3 of 42 comments (clear)

  1. Artificial? by wlan0 · · Score: 2, Insightful

    Wait. Aren't all currencies artificial by now? I mean, not all countries have enough gold to substain the amount of "money" they have.

    1. Re:Artificial? by droleary · · Score: 2, Insightful

      In fact, that paper almost seems to be arguing that MMORPG economies, as they currently stand, are almost unavaoidably always inflationary.

      That's pretty much true. With timed spawns and random drops, there is no real economy. I mean, there have only been so many bills printed by the US Mint but in most games it's like every wandering monster can print money. The false economies of games are directly related to the false ecologies. There is no real population of rats (or whatever) that make up the lower level grind such that you can kill them all and the rat problem goes away. They fabricate rats from the same nothing that they fabricate currency, and so inflation is bound to spiral out of control.

      (city of heros seems to buck the trend... is there anything fundamentally very different about its economy?)

      I don't know the particulars of that game enough to say.

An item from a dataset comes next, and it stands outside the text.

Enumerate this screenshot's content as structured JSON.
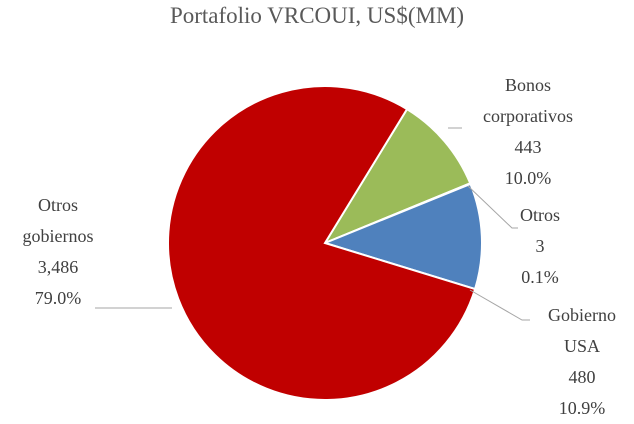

One way to balance inflation (without going down to a rat-level ecology) is to have sinks that take money out of the game just as quickly. What constant expenses are there in CoH that a player can't do without? Healing is often a good sink, as are items that wear out and break. If that's part of CoH, it would go a long way to explain a balanced economy.

  2. NO by vga_init · · Score: 2, Insightful
    I've posted on this subject before (and rather passionately). The past article was about property rights in a virtual world (ie MMORPGs and the like). It's just ludicrous. Now it's about currency value...

    I love games. I love to play these games; my girlfriend and I play a MMORPG together and think it's great. It is great to collect virtual money and spend it in entertaining ways, notwithstanding getting awesome items and equipment.

    That being said, the currency is worthless. Just plain worthless. Virtual assets don't exist; they're intangible. They're in a proprietary gameworld and if they belong to anyone they belong to the company that is providing the game. Also, trying to assign real value to items in-game by exchanging them for things outside the game like money is strictly prohibited in the license agreement of most games.

    Come on, people! The state should never be involved in this sort of thing.